CityFibre roadworks are far less disruptive than the traditional road dig
CityFibre roadworks are far less disruptive than the traditional road dig

The strategic reason for this, says head of city development Andy Starnes, is that dominant telephony companies have stymied progress.

“Full fibre is only new in the UK because the incumbents have held it back,” says Andy. “Look at the OECD tables: the UK is 28th or 29th in terms of properties connected, yet we’re one of the biggest internet shopping nations in the world. BT is a big international player. Germany is the same – they have a big incumbent player holding back progress.”

“We have stated our objective of connecting five million homes by 2025,” adds Andy.

Charles’ extensive experience includes a role as director of public engagement and communication at the office of the police and crime commissioner for Cambridgeshire.

He said: “I’ve either studied, lived, or worked in the city for the last 40 years and I’m thrilled to be part of the driving force transforming Cambridge’s digital infrastructure. Currently only six per cent of the UK has full fibre broadband, so it’s really exciting that almost everyone in Cambridge will be able to have access to and benefit from full fibre over the coming years.”

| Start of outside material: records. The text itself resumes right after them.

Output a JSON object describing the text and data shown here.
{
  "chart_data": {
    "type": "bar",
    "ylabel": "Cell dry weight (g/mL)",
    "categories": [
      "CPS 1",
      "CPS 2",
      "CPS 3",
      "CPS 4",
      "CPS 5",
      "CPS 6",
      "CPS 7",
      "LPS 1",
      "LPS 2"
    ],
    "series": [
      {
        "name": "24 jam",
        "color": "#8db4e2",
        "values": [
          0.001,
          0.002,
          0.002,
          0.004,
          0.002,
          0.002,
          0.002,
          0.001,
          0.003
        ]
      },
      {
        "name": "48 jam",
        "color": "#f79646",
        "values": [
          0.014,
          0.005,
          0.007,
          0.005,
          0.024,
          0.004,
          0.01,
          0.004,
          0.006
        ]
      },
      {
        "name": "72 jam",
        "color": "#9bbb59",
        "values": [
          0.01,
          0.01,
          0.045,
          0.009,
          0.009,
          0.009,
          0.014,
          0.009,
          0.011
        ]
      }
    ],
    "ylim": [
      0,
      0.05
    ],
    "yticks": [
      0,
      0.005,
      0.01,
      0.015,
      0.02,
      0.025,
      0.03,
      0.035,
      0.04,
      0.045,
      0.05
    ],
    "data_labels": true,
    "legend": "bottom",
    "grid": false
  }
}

CityFibre’s full-fibre technology uses a small amount of power at the network hub, then connects to a Toby Box on the edge of the premises (located in a small cabinet underneath the pavement or road surface). This street cabinet is then connected to the home via a wall-mounted box, like a slimline wifi box.

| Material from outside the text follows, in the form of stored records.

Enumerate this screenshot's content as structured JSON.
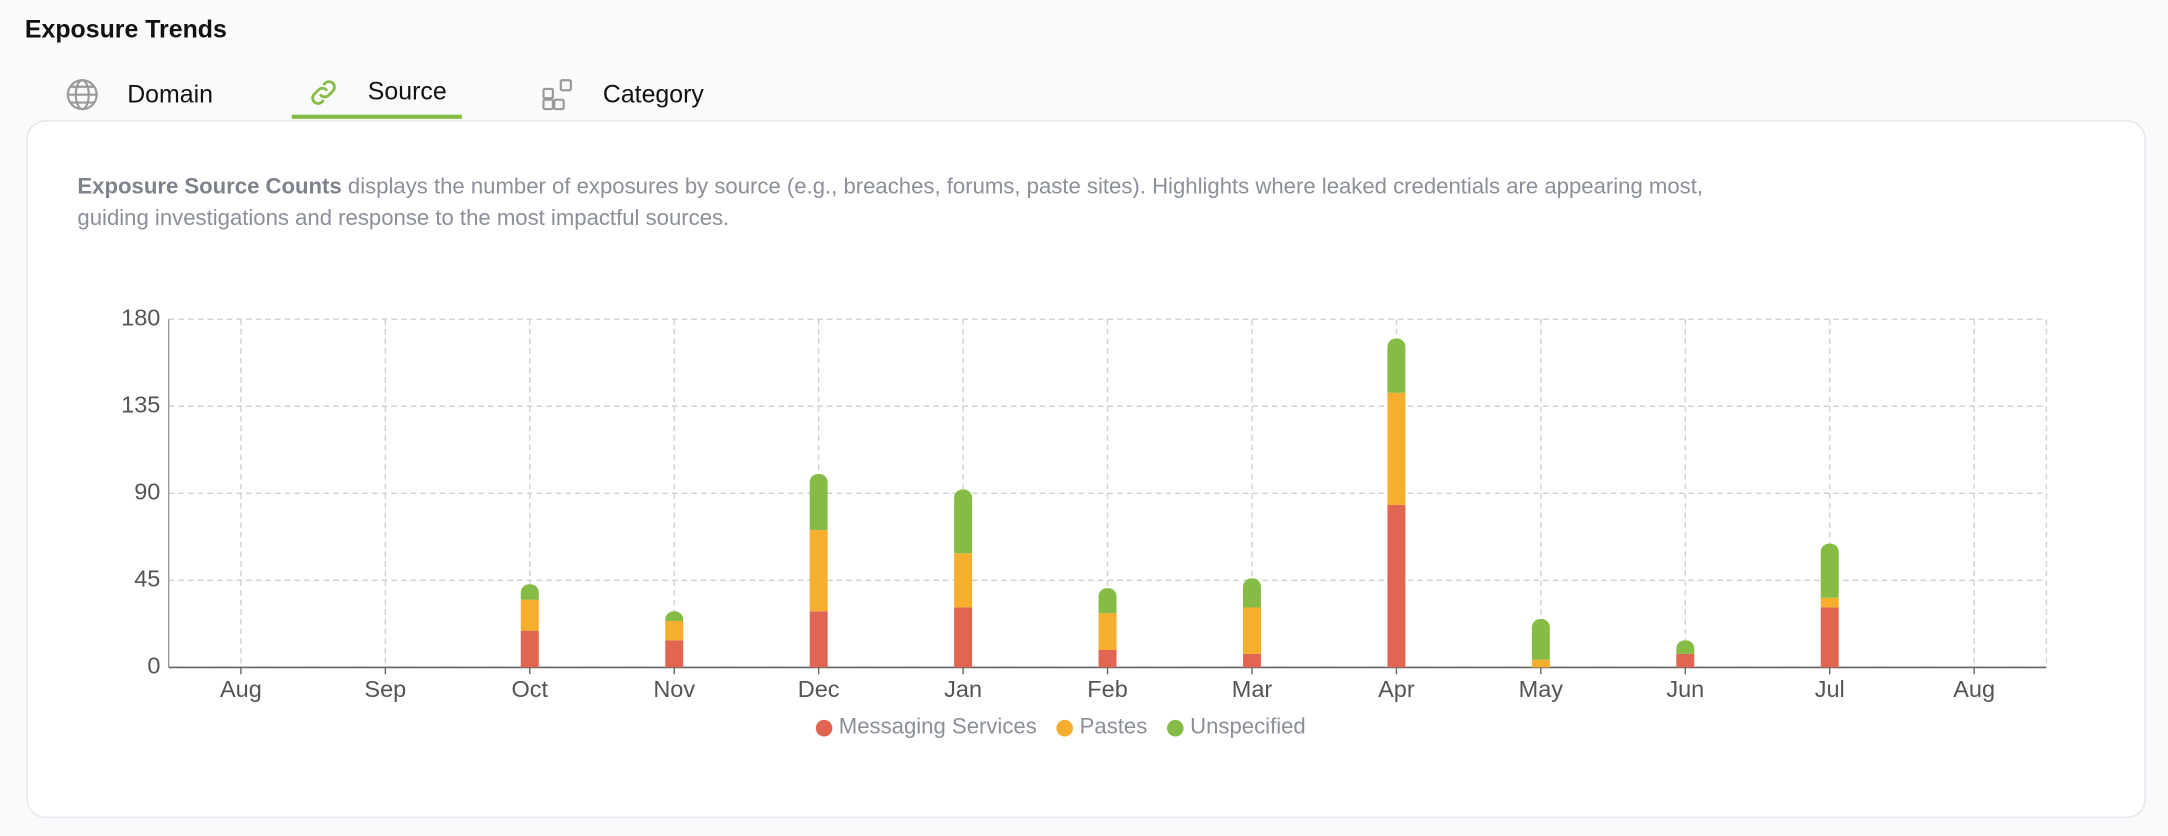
{
  "header": {
    "title": "Exposure Trends"
  },
  "tabs": [
    "Domain",
    "Source",
    "Category"
  ],
  "description": {
    "lead": "Exposure Source Counts",
    "text": " displays the number of exposures by source (e.g., breaches, forums, paste sites). Highlights where leaked credentials are appearing most, guiding investigations and response to the most impactful sources."
  },
  "chart_data": {
    "type": "stacked_bar",
    "categories": [
      "Aug",
      "Sep",
      "Oct",
      "Nov",
      "Dec",
      "Jan",
      "Feb",
      "Mar",
      "Apr",
      "May",
      "Jun",
      "Jul",
      "Aug"
    ],
    "series": [
      {
        "name": "Messaging Services",
        "color": "#e06651",
        "values": [
          0,
          0,
          19,
          14,
          29,
          31,
          9,
          7,
          84,
          0,
          7,
          31,
          0
        ]
      },
      {
        "name": "Pastes",
        "color": "#f5ae2e",
        "values": [
          0,
          0,
          16,
          10,
          42,
          28,
          19,
          24,
          58,
          4,
          0,
          5,
          0
        ]
      },
      {
        "name": "Unspecified",
        "color": "#86bc45",
        "values": [
          0,
          0,
          8,
          5,
          29,
          33,
          13,
          15,
          28,
          21,
          7,
          28,
          0
        ]
      }
    ],
    "ylim": [
      0,
      180
    ],
    "yticks": [
      0,
      45,
      90,
      135,
      180
    ],
    "grid": true
  }
}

CityFibre construction involves minimal disruption
CityFibre construction involves minimal disruption

“The usual service from telephony companies is fibre to the street cabinet and then copper to the business or home,” says Andy. “This has created a legacy of bottlenecks. The UK has been appallingly served.”

The initial rollout will take place in Arbury, King’s Hedges and Chesterton.

Cllr Ian Bates, chair of Cambridgeshire County Council’s economy and environment committee, which leads the Connecting Cambridgeshire digital connectivity programme, said: “We welcome this major investment by CityFibre bringing full fibre to Cambridge. This exciting development complements our aim to expand full fibre networks across the county. We’re keen to work with all telecoms providors to maximise investment in the digital infrastructure, which will underpin the local economy, support public services and prepare for the next generation of mobile services.

“Our Enabling Digital Delivery team – or EDD for short – is one of the first local ‘barrier busting’ teams in the country and I am delighted to see the team is working with CityFibre and our streetworks teams to resolve problems as they arise to speed up delivery of full fibre networks in Cambridge.”